Elise thought she heard some kind of a blast off in the distance.“A gun?”

“Only them at the junkyard. Phonse and the rest. Old cars and such. Men and their little odd jobs,” the canteen woman said. She wore a little button name tag that read “Binnie.”

Maybe it wasn't a gun, some kind of air-compressed tool ripping a rear-view mirror off a car. What did she know about such things? Thought of her husband and son around all those rusty cars. Was it safe?

“The whole island's safe, ma'am,” the woman said.“Not like some places on the mainland.” It was a stock phrase for tourists. Binnie was working up a number of stock phrases for the summer tourists, if they ever got here. Seems that summer was a little slow gearing itself up. Everyone on tenterhooks, worrying about the whales and whatnot. Some slow returning this year, the whales were. Now these tourists back from Moses' boat tour and no whales. Poor old Moses giving them a freebie on him… lobster dinners yet (lunches as the mainlanders insisted on calling them). If Moses was buying, she'd give him twenty-five percent off. And of course, there were no tips unless the tourists decided to go the extra distance. This husband had left an American five. Nothing to write home about, but it was a start. Undeclared income. No taxes to be paid on that bit, anyway.

Angeline thought the gravel made a little song underneath their feet. She studied the coltsfoot flowers growing by the side of the
road, the pretty green spires of horsetail plants, saw a frog in a pond. Dragonflies the size of model airplanes. Small yellow birds sat on spruce boughs and chirped so loud she thought she might have to cover her ears.
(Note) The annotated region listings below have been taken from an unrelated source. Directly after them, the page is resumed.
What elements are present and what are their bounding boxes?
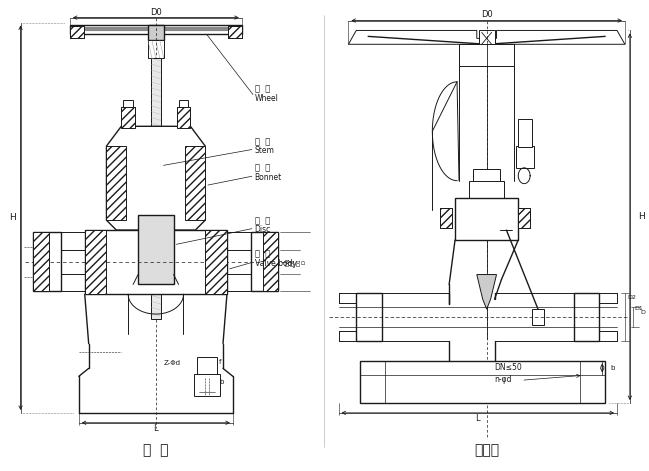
Text: D2: D2 bbox=[627, 295, 636, 300]
Text: D: D bbox=[301, 260, 306, 264]
Text: H: H bbox=[9, 213, 16, 222]
Bar bbox=[455, 198, 519, 240]
Text: H: H bbox=[638, 212, 644, 221]
Text: Disc: Disc bbox=[254, 225, 271, 234]
Bar bbox=[205, 230, 227, 294]
Text: D0: D0 bbox=[481, 10, 493, 19]
Bar bbox=[356, 293, 382, 341]
Bar bbox=[177, 106, 190, 128]
Bar bbox=[177, 106, 190, 128]
Bar bbox=[123, 100, 133, 109]
Bar bbox=[360, 360, 605, 403]
Text: L: L bbox=[476, 414, 480, 423]
Text: D1: D1 bbox=[635, 306, 644, 311]
Bar bbox=[33, 232, 61, 292]
Bar bbox=[228, 26, 242, 38]
Text: Stem: Stem bbox=[254, 146, 275, 155]
Bar bbox=[136, 136, 176, 220]
Polygon shape bbox=[477, 275, 496, 309]
Bar bbox=[440, 208, 452, 228]
Text: L: L bbox=[154, 424, 158, 433]
Text: D1: D1 bbox=[296, 258, 301, 266]
Text: f: f bbox=[219, 359, 221, 365]
Bar bbox=[519, 208, 530, 228]
Text: 阀  板: 阀 板 bbox=[254, 216, 270, 225]
Text: 阀  杆: 阀 杆 bbox=[254, 137, 270, 146]
Bar bbox=[519, 119, 532, 147]
Bar bbox=[121, 106, 135, 128]
Polygon shape bbox=[106, 126, 205, 230]
Text: D0: D0 bbox=[150, 8, 162, 17]
Bar bbox=[574, 293, 599, 341]
Text: Bonnet: Bonnet bbox=[254, 173, 282, 182]
Text: 闸  阀: 闸 阀 bbox=[143, 443, 169, 457]
Text: 阀  盖: 阀 盖 bbox=[254, 164, 270, 173]
Bar bbox=[440, 208, 452, 228]
Bar bbox=[263, 232, 278, 292]
Bar bbox=[121, 106, 135, 128]
Text: Z-Φd: Z-Φd bbox=[164, 360, 180, 366]
Bar bbox=[517, 146, 534, 168]
Bar bbox=[228, 26, 242, 38]
Text: 阀  体: 阀 体 bbox=[254, 250, 270, 259]
Bar bbox=[33, 232, 49, 292]
Bar bbox=[138, 215, 174, 284]
Bar bbox=[106, 146, 126, 220]
Bar bbox=[459, 44, 514, 66]
Text: Valve body: Valve body bbox=[254, 259, 297, 268]
Bar bbox=[532, 309, 544, 325]
Bar bbox=[151, 58, 161, 319]
Bar bbox=[148, 41, 164, 58]
Bar bbox=[148, 24, 164, 41]
Text: DN: DN bbox=[285, 258, 290, 266]
Text: 截止阀: 截止阀 bbox=[474, 443, 499, 457]
Bar bbox=[469, 181, 504, 198]
Text: Wheel: Wheel bbox=[254, 94, 278, 103]
Bar bbox=[473, 169, 500, 203]
Bar bbox=[70, 26, 84, 38]
Bar bbox=[194, 374, 220, 396]
Bar bbox=[70, 24, 242, 34]
Bar bbox=[186, 146, 205, 220]
Bar bbox=[85, 230, 106, 294]
Polygon shape bbox=[349, 31, 625, 44]
Bar bbox=[70, 26, 84, 38]
Text: D2: D2 bbox=[290, 258, 295, 266]
Text: b: b bbox=[610, 365, 615, 371]
Bar bbox=[85, 230, 227, 294]
Bar bbox=[197, 357, 217, 374]
Bar bbox=[251, 232, 278, 292]
Text: D: D bbox=[641, 310, 646, 315]
Bar bbox=[479, 31, 495, 48]
Text: n-φd: n-φd bbox=[495, 375, 512, 384]
Text: b: b bbox=[219, 379, 223, 385]
Text: DN≤50: DN≤50 bbox=[495, 364, 522, 373]
Bar bbox=[519, 208, 530, 228]
Bar bbox=[178, 100, 188, 109]
Text: 手  轮: 手 轮 bbox=[254, 85, 270, 94]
Mother and daughter walking down a dirt road on an island. An enchanted island, Angeline was certain of that. Yet it somehow seemed so much more real than where they lived in Upper Montclair. Maybe that life had all been a dream. She was just now waking up. Waking up to blue sky, shredded cotton candy wisps of clouds. The smell of sea everywhere. Old barns, tilting to one side as if a giant had been leaning against them, taking a rest. Ravens sitting on the ridge posts, louder than the chirping yellow birds, big awkward voices echoing against the forest.

The road looked less and less travelled. Fewer driveways with cars, gravel giving way to grass and dandelion beneath their feet, two tracks and a hump in the middle, little blue flowers in the hump, and a well-placed bony boulder or two that was hungry for the undercarriage of the car of anyone willing to drive here without caution. Then a little driveway off to the left, a footpath really, leading through tall trees and opening up into a clearing.
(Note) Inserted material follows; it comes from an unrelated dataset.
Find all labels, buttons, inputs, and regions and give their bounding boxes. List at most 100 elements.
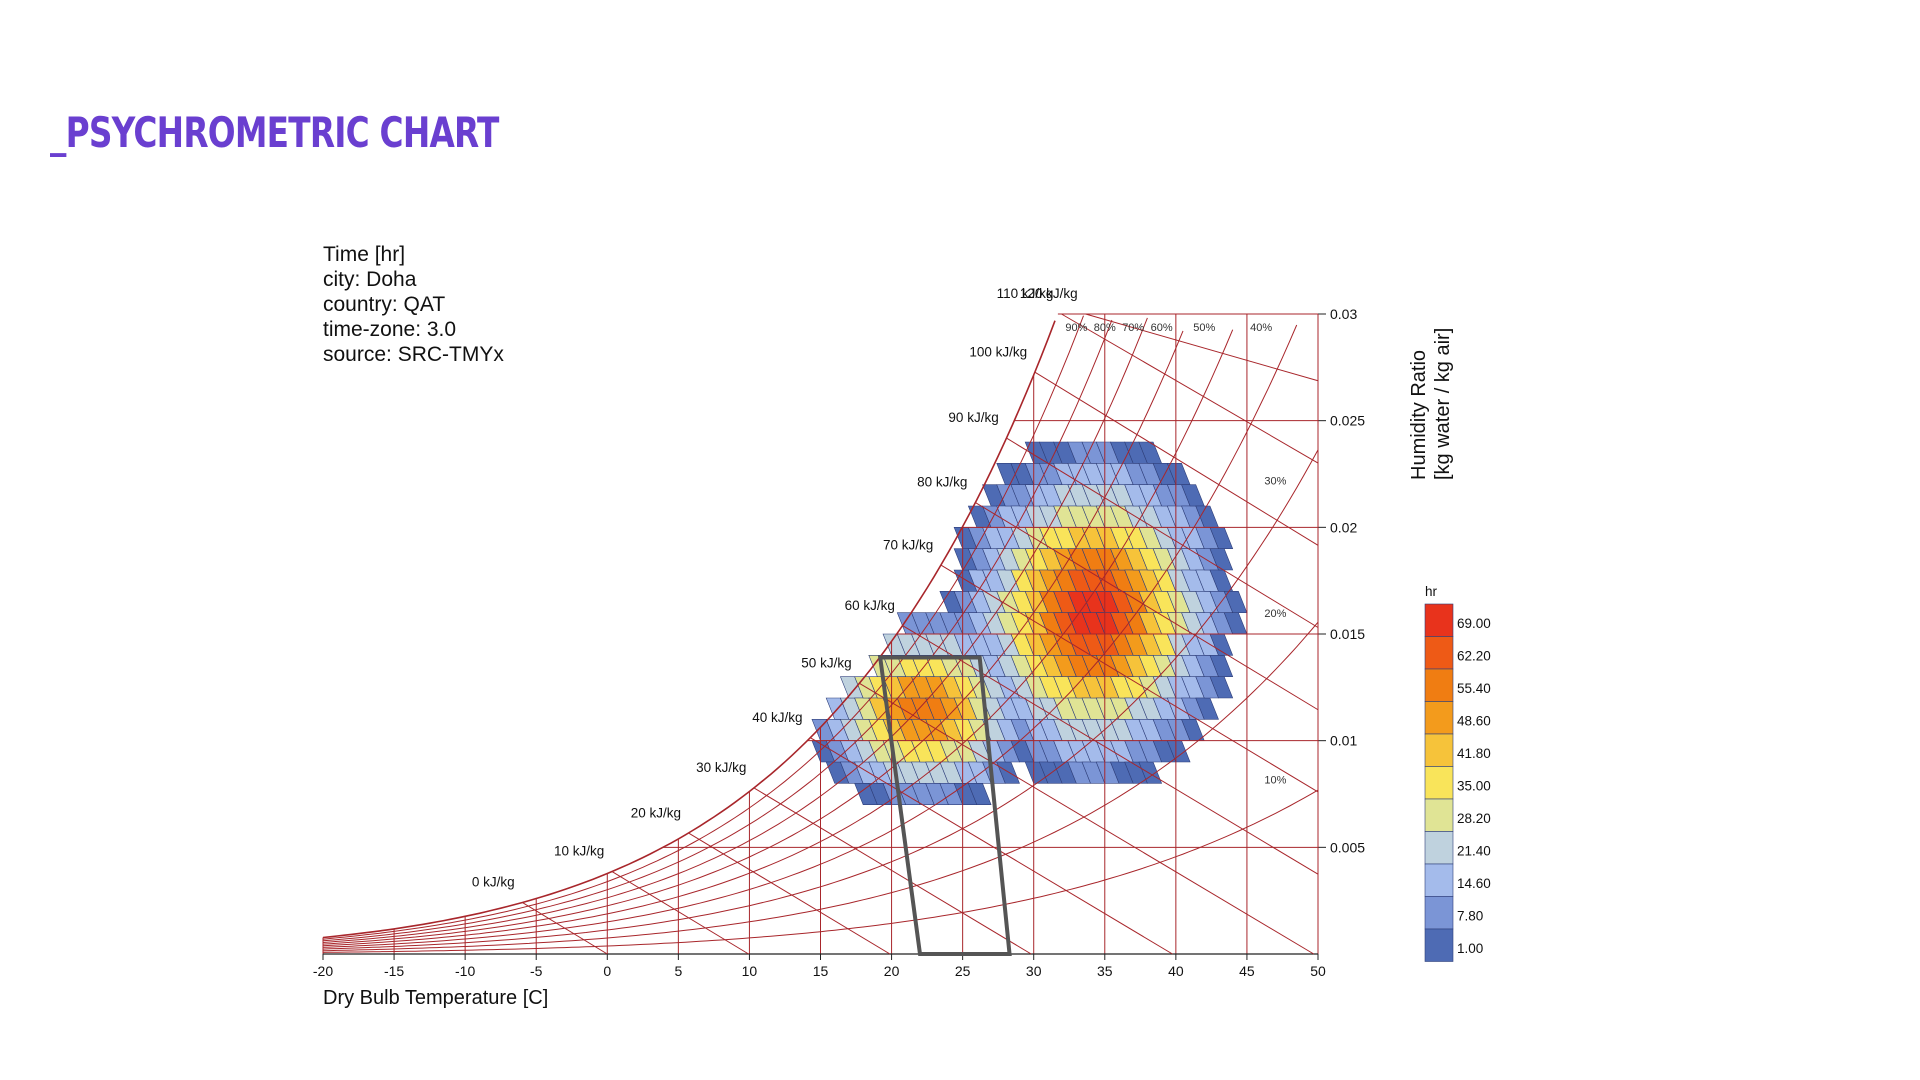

An old house with weathered grey wood shakes on the walls, the same weathered shingles for a roof. Moss on the roof and lichen. Yellow and orange. A scruffy-looking chimney, tottering. Sylvie's house. Old woman in a shoe. Not quite. But this was better.

Robins hopped around in the early summer grass. A harmless snake lay on a flat slate stone, relaxing, slowly absorbing solar energy to bring it fully back to life. An osprey flying overhead. Angeline noticed it all as if in an instant, witnessed it all and absorbed it, said to herself,“This is me. This place. I am at some special, special place and it will stay with me for the rest of my life.” She knocked on the door. They did not have door bells or buzzers or outdoor intercoms here on Ragged Island.

A door swung inward.
Open Sesame
. The old woman, blinking in the light. Slightly surprised. Not many visitors for her, Angie guessed.

Elise cleared her suburban throat.“Hope we're not intruding.”

Sylvie adjusting her bearings. The word “intruding” had a funny foreign feel to it. People on the island usually didn't worry about intruding. You were either there to visit or you were not. You did not worry about if it was intruding. But these were not islanders. Mainlanders. Little girl and her mum. Sylvie smiled, opened the door as wide as it would go. “Not at all. Was just sitting alone with a not so interesting book. Close it up. Easy enough at that. Come. Sit. Angeline, isn't it. Cookie, girl?”